L’histoire démontre impitoyablement les faiblesses, les déformations, les erreurs et les insuffisances de la mémoire et de la tradition.
Savoir plutôt que se souvenir
On parle quelquefois de la réconciliation des mémoires entre catholiques et protestants, entre français et algériens, entre occidentaux et africains. Même si je suis sensible à la générosité du propos, il ne me convainc pas. Pour ma part, je souhaite que la mémoire cède la place au savoir et le savoir n’a pas besoin de réconciliation. Je me méfie de la mémoire et de la tradition, car si on ne les critique pas, elles étouffent, emprisonnent et abêtissent.
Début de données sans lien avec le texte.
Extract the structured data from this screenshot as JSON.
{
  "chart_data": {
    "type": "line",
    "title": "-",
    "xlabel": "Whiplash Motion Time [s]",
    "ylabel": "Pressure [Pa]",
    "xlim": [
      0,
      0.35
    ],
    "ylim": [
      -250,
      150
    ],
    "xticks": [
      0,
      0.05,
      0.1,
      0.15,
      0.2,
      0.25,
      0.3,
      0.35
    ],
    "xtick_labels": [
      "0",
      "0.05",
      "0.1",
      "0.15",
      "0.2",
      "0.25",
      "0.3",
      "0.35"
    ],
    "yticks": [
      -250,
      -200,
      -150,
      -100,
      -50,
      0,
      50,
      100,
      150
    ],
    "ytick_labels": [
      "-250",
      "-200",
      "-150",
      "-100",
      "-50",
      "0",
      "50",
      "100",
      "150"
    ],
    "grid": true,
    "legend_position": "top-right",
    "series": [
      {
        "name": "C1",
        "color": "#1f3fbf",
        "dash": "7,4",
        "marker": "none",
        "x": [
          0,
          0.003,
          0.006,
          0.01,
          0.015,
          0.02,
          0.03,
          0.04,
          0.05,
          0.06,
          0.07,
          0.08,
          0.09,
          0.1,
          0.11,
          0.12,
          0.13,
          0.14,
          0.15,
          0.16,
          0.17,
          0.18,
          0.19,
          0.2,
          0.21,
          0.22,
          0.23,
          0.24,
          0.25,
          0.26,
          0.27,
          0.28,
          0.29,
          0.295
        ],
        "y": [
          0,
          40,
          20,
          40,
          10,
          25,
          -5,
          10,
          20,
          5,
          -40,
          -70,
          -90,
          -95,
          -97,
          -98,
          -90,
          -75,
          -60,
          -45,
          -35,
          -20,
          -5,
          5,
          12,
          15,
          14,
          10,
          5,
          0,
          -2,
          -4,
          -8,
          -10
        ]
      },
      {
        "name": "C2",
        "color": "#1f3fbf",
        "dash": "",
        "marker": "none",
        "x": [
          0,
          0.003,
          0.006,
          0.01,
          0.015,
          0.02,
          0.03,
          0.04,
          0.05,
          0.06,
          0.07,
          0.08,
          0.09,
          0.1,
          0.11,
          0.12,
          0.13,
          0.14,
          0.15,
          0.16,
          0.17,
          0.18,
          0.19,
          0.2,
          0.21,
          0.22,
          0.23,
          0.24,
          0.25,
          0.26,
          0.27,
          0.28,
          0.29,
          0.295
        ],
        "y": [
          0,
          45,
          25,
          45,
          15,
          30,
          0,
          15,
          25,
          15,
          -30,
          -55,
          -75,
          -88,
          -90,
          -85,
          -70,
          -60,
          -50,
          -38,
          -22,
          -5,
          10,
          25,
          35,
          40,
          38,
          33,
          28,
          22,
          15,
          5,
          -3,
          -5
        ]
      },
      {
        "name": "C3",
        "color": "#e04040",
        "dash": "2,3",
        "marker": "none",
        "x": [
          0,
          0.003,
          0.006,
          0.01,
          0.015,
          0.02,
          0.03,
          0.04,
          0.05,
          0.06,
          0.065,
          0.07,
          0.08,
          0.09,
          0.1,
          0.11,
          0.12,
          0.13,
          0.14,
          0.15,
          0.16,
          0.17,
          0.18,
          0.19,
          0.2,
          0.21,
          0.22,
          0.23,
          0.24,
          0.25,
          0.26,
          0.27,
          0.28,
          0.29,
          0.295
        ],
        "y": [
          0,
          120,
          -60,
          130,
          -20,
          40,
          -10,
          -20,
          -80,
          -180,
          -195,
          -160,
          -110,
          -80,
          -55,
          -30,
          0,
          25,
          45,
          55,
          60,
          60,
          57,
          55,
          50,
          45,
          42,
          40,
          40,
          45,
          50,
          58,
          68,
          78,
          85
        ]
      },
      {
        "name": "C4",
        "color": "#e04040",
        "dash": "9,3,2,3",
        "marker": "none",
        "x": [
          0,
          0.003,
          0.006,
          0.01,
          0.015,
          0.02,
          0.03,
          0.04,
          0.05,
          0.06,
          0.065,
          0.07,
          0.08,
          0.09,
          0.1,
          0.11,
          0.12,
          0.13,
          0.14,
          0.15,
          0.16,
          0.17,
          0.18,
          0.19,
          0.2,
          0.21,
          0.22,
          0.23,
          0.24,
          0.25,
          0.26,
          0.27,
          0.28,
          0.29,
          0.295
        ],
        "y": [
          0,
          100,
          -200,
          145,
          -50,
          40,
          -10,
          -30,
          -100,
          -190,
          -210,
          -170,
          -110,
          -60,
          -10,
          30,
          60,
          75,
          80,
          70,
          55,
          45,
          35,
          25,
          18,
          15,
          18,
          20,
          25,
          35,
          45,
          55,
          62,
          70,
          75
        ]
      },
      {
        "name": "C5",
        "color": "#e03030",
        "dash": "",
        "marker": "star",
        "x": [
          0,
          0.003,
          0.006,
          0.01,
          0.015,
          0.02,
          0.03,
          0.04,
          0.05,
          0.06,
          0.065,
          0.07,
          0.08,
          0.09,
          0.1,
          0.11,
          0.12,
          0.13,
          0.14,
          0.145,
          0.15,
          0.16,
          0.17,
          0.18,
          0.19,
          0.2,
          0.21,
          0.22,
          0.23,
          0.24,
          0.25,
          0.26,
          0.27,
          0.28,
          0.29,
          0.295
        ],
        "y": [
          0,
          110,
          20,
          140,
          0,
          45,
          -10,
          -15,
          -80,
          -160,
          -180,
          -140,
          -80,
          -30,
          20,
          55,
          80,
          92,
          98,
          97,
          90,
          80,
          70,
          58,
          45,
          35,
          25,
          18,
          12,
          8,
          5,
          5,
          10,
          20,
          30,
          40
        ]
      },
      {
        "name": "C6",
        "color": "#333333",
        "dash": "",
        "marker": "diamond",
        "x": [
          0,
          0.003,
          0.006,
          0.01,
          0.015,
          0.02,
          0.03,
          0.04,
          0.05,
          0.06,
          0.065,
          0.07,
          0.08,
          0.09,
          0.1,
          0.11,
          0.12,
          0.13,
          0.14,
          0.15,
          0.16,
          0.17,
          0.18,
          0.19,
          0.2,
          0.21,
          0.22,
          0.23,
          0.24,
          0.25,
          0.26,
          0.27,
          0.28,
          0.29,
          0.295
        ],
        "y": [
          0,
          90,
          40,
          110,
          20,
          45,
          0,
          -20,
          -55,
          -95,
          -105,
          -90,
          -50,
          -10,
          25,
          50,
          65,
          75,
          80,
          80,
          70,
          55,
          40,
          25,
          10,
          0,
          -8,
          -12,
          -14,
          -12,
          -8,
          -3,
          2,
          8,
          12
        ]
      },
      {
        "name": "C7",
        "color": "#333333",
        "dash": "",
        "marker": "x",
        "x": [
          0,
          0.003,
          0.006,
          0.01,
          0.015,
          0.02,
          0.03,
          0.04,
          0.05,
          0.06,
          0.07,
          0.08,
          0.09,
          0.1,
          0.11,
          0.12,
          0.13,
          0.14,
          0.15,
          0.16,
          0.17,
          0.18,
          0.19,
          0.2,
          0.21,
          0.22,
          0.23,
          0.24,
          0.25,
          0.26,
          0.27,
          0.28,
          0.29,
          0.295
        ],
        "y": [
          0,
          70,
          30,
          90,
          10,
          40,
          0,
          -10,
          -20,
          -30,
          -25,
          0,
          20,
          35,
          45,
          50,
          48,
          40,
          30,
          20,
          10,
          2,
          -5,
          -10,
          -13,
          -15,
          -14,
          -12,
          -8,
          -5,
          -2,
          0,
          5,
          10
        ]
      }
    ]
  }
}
Les théologiens devraient en avoir conscience en pensant à tout ce que leur ont apporté les historiens. En déconstruisant les traditions, ecclésiastiques et bibliques, ils ont favorisé la vérité, ils ont aidé à l’émergence d’une foi authentique et actuelle.
N’ayons pas peur de dire que la Bible raconte une histoire fabriquée, artificielle, mais qui a permis à la foi de s’exprimer. N’hésitons pas à dire que les dogmes formulent le message évangélique dans le langage daté et révisable d’une culture qui n’est plus la nôtre et qu’on leur donne une valeur indue quand on veut, au nom de la tradition, les maintenir tels quels.
Il ne s’agit pas d’ignorer ou de mépriser ce qui nous vient du passé, mais de ne pas l’abandonner à la mémoire confuse et trompeuse de la tradition, et pour cela de le soumettre à l’examen du savoir historique et à la critique de la réflexion.
Le devoir d’oublier
Le présent a besoin du passé, sans quoi il n’est qu’un instant vide, sans contenu. Les oeuvres et les monuments que nous lèguent nos prédécesseurs nous aident à vivre, à penser et à sentir. La connaissance historique apparaît indispensable à l’humanité.
L’humanité a également tout autant besoin d’oublier et d’effacer. Il y a un devoir d’amnésie. Nous ne pouvons pas conserver les vieilles haines, nourrir des rancœurs ancestrales, maintenir des préjugés séculaires, entretenir blessures et animosités. “La vie, écrit Tillich, utilise son passé, et le combat en même temps”. Heureusement, français et allemands ont su dépasser leurs querelles et s’entendre. Ils ne l’ont pas fait en camouflant le passé ou en “réconciliant“ artificiellement leurs mémoires par quelques manipulations étranges, mais en transférant le lien avec le passé de la mémoire à l’histoire.
Les chrétiens cultivent trop la mémoire et pas assez l’histoire. Quand on lit les documents du Conseil œcuménique ou de Vatican, on a l’impression de se promener dans une boutique d’antiquaires, pas dans une maison habitée et vivante. Les églises se débattent avec un passé qui à la fois nourrit et étouffe leur vie présente. Elles deviennent indigentes quand elles rompent avec ce passé, comme le préconisaient certaines idéologies révolutionnaires ou “soixante-huitardes”. Elles se paralysent quand elles donnent trop de poids à la tradition, et s’efforcent de la maintenir. Elles ne doivent ressembler ni à un voyageur sans bagage, ni à Enée traînant sur son dos son père Anchise pendant que Troie brûle. Il leur faut pratiquer, par le moyen de l’histoire, une relation avec le passé qui leur permette de mesurer et d’évaluer précisément leur héritage pour à la fois, le cultiver, le contester et le transformer.